20190805-00000004-nna_kyodo-000-1-viewマレーシア統計局が2日に発表した2019年6月の貿易額(速報値)は前年同月比6.0%減の1,420億8,000万リンギ(約3兆6,260億円)だった。輸出額は3.1%減の761億7,000万リンギ、輸入額は9.2%減の659億1,000万リンギ。マレーシアにとって最大の貿易相手国である中国への輸出と輸入が、それぞれ12.0%、12.6%減少したことが響いた。米中貿易摩擦の影響が出た形だ。
貿易収支は102億6,000万リンギの黒字で、黒字幅は前年同月から71.0%拡大した。

6月の輸出額は、分野別で電気・電子(E&E)製品が6.0%減少した一方、原油が31.7%、石油精製品が8.4%それぞれ増加した。国・地域別では、シンガポールが0.9%減の106億リンギで最大。貿易額全体の16.5%を占め、国・地域別最大の中国(本土)が12.0%減の101億リンギ、欧州連合(EU、9.9%)が1.0%増の77億リンギで続いた。

中国(本土)への主要輸出品目のうち、E&E製品(同国向け全体の39.5%)は10.6%減、残渣(ざんさ)石油製品(同1.9%)が70.7%減、銅(合金含む、1.7%)が51.0%減と下落した。
6月の輸入額を財別に見ると、中間財(全体の58.3%)が2.5%減の384億リンギ、資本財(10.9%)が23.6%減の72億リンギ、消費財(8.5%)が5.4%減の56億リンギとなった。国・地域別では、主要国・地域では、中国(本土)のほか、香港も14.3%減と落ち込んだ。

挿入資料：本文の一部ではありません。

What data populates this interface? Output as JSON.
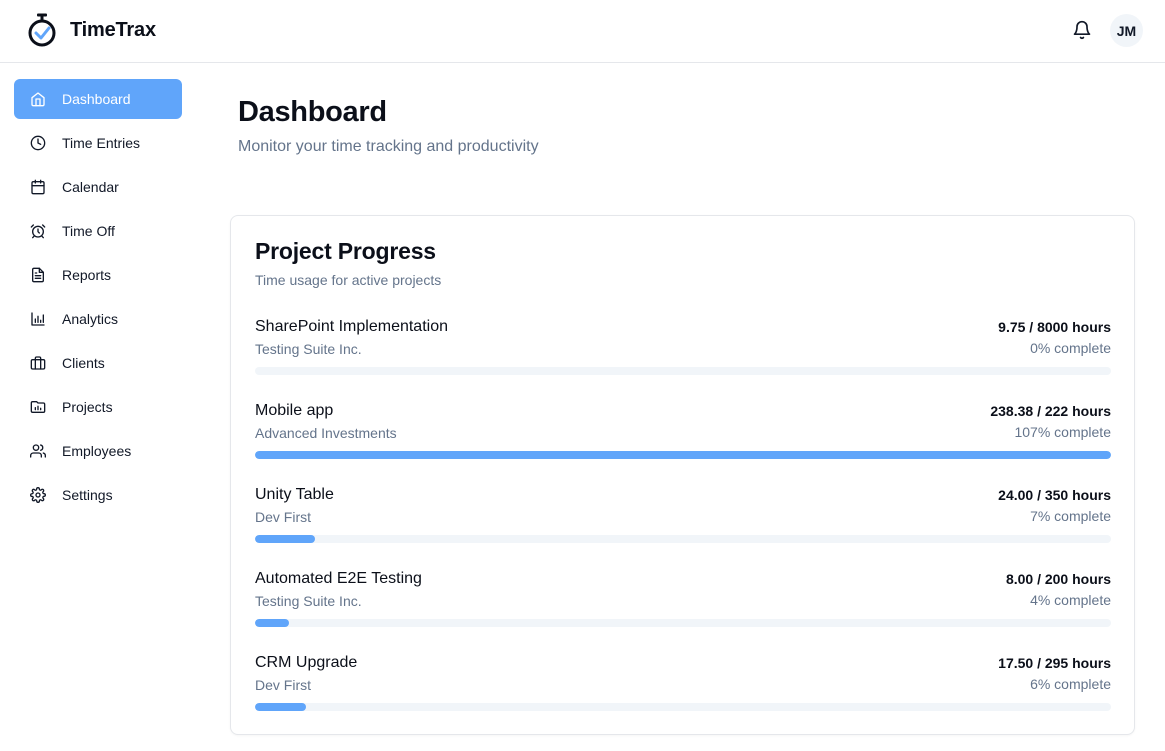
{
  "app": {
    "name": "TimeTrax"
  },
  "header": {
    "avatar_initials": "JM",
    "bell_icon": "bell-icon"
  },
  "sidebar": {
    "items": [
      {
        "label": "Dashboard",
        "icon": "home-icon",
        "active": true
      },
      {
        "label": "Time Entries",
        "icon": "clock-icon",
        "active": false
      },
      {
        "label": "Calendar",
        "icon": "calendar-icon",
        "active": false
      },
      {
        "label": "Time Off",
        "icon": "alarm-clock-icon",
        "active": false
      },
      {
        "label": "Reports",
        "icon": "file-text-icon",
        "active": false
      },
      {
        "label": "Analytics",
        "icon": "bar-chart-icon",
        "active": false
      },
      {
        "label": "Clients",
        "icon": "briefcase-icon",
        "active": false
      },
      {
        "label": "Projects",
        "icon": "folder-chart-icon",
        "active": false
      },
      {
        "label": "Employees",
        "icon": "users-icon",
        "active": false
      },
      {
        "label": "Settings",
        "icon": "gear-icon",
        "active": false
      }
    ]
  },
  "main": {
    "title": "Dashboard",
    "subtitle": "Monitor your time tracking and productivity"
  },
  "project_progress": {
    "title": "Project Progress",
    "subtitle": "Time usage for active projects",
    "projects": [
      {
        "name": "SharePoint Implementation",
        "client": "Testing Suite Inc.",
        "hours": "9.75 / 8000 hours",
        "percent_text": "0% complete",
        "progress": 0
      },
      {
        "name": "Mobile app",
        "client": "Advanced Investments",
        "hours": "238.38 / 222 hours",
        "percent_text": "107% complete",
        "progress": 100
      },
      {
        "name": "Unity Table",
        "client": "Dev First",
        "hours": "24.00 / 350 hours",
        "percent_text": "7% complete",
        "progress": 7
      },
      {
        "name": "Automated E2E Testing",
        "client": "Testing Suite Inc.",
        "hours": "8.00 / 200 hours",
        "percent_text": "4% complete",
        "progress": 4
      },
      {
        "name": "CRM Upgrade",
        "client": "Dev First",
        "hours": "17.50 / 295 hours",
        "percent_text": "6% complete",
        "progress": 6
      }
    ]
  },
  "colors": {
    "accent": "#60a5fa",
    "track": "#f1f5f9",
    "muted_text": "#64748b"
  }
}
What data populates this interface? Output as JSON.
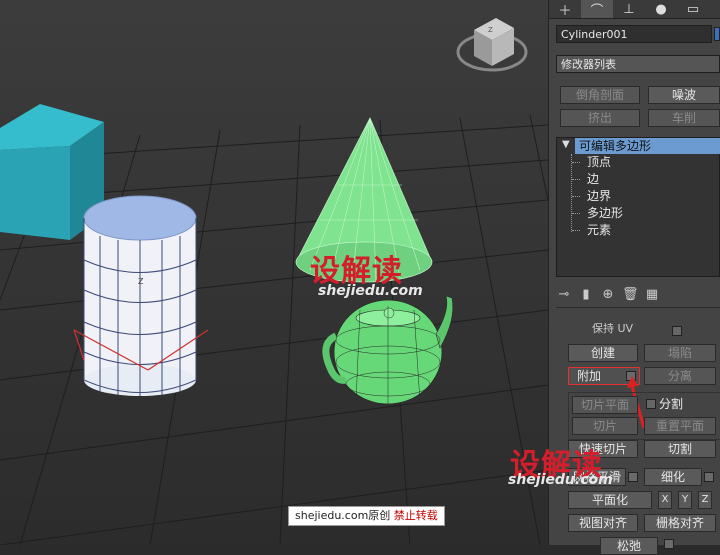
{
  "viewport": {
    "gizmo_axis_label": "Z",
    "cylinder_axis_label": "Z"
  },
  "panel": {
    "tabs": [
      "+",
      "modify-icon",
      "hierarchy-icon",
      "motion-icon",
      "display-icon"
    ],
    "object_name": "Cylinder001",
    "modifier_list_label": "修改器列表",
    "buttons_row1": [
      "倒角剖面",
      "噪波"
    ],
    "buttons_row2": [
      "挤出",
      "车削"
    ],
    "stack": {
      "root": "可编辑多边形",
      "items": [
        "顶点",
        "边",
        "边界",
        "多边形",
        "元素"
      ]
    },
    "section_cut_label": "保持 UV",
    "create_label": "创建",
    "collapse_label": "塌陷",
    "attach_label": "附加",
    "detach_label": "分离",
    "slice_plane_label": "切片平面",
    "split_label": "分割",
    "slice_label": "切片",
    "reset_plane_label": "重置平面",
    "quickslice_label": "快速切片",
    "cut_label": "切割",
    "meshsmooth_label": "网格平滑",
    "tessellate_label": "细化",
    "planarize_label": "平面化",
    "x_label": "X",
    "y_label": "Y",
    "z_label": "Z",
    "view_align_label": "视图对齐",
    "grid_align_label": "栅格对齐",
    "relax_label": "松弛"
  },
  "watermark": {
    "main": "设解读",
    "sub": "shejiedu.com",
    "footer_site": "shejiedu.com原创",
    "footer_red": "禁止转载"
  },
  "colors": {
    "accent_red": "#d41e2b",
    "stack_highlight": "#6b9bd1",
    "mesh_green": "#7fe38f",
    "box_cyan": "#2aa3b4",
    "cylinder_blue": "#9fb8e6"
  }
}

19年第2四半期(4~6月)の貿易統計(速報値)は、輸出額が前年同期比0.2%増の2,455億リンギ、輸入額が1.2%減の2,153億リンギだった。輸出入とも対米国が増加し、対中国が減少した。輸出額は米国向けが17億リンギ増えた一方、中国向けが24億リンギ減った。輸入額は、米国からが19億リンギ増え、中国からが11億リンギ減った。

■日本の対韓規制で3Q輸出減も
エッジ・ファイナンシャル・デーリーによると、マレーシアの格付け会社RAMレーティング・サービシズは1日、6月の輸出額の伸びが、5月(前年同月比2.5%増)から落ち込むと予想していた。6月初旬のイスラム教徒の断食明け大祭(ハリラヤ・プアサ)のほか、「世界貿易の減速がマレーシアにも影響する」と指摘していた。

RAMレーティングは、日本政府が7月初旬に半導体の製造過程などで必要なハイテク素材の韓国向け輸出規制を強化したことがE&E製品のサプライチェーンに影響し、今後、マレーシアを含む東南アジアの輸出の下押し圧力になるとみている。

同社は「メモリーチップをはじめとするE&E製品のグローバルサプライチェーンの混乱により、間接的にマレーシアの輸出に打撃を与える恐れがある。一方で、韓国製部品の生産代替をマレーシアが担う余地もある」と指摘した。

一方、トランプ米大統領が1日、対中制裁の第4弾を9月に発動すると表明したことで、マレーシアの第3四半期(7~9月)の輸出が影響を受けるとの見方も出ている。

ニュー・ストレーツ・タイムズによると、マレーシア産業開発金融(MIDF)系シンクタンクのMIDFリサーチは、第4弾の対中制裁はこれまでよりも大きな影響を世界経済に与えると予測。マレーシアは貿易黒字を維持しているものの、「(6月実績でも)中国(本土)や香港、タイ、シンガポール、日本との貿易は縮小傾向にある」と指摘し、第3四半期の輸出が減速するとの見通しを示した。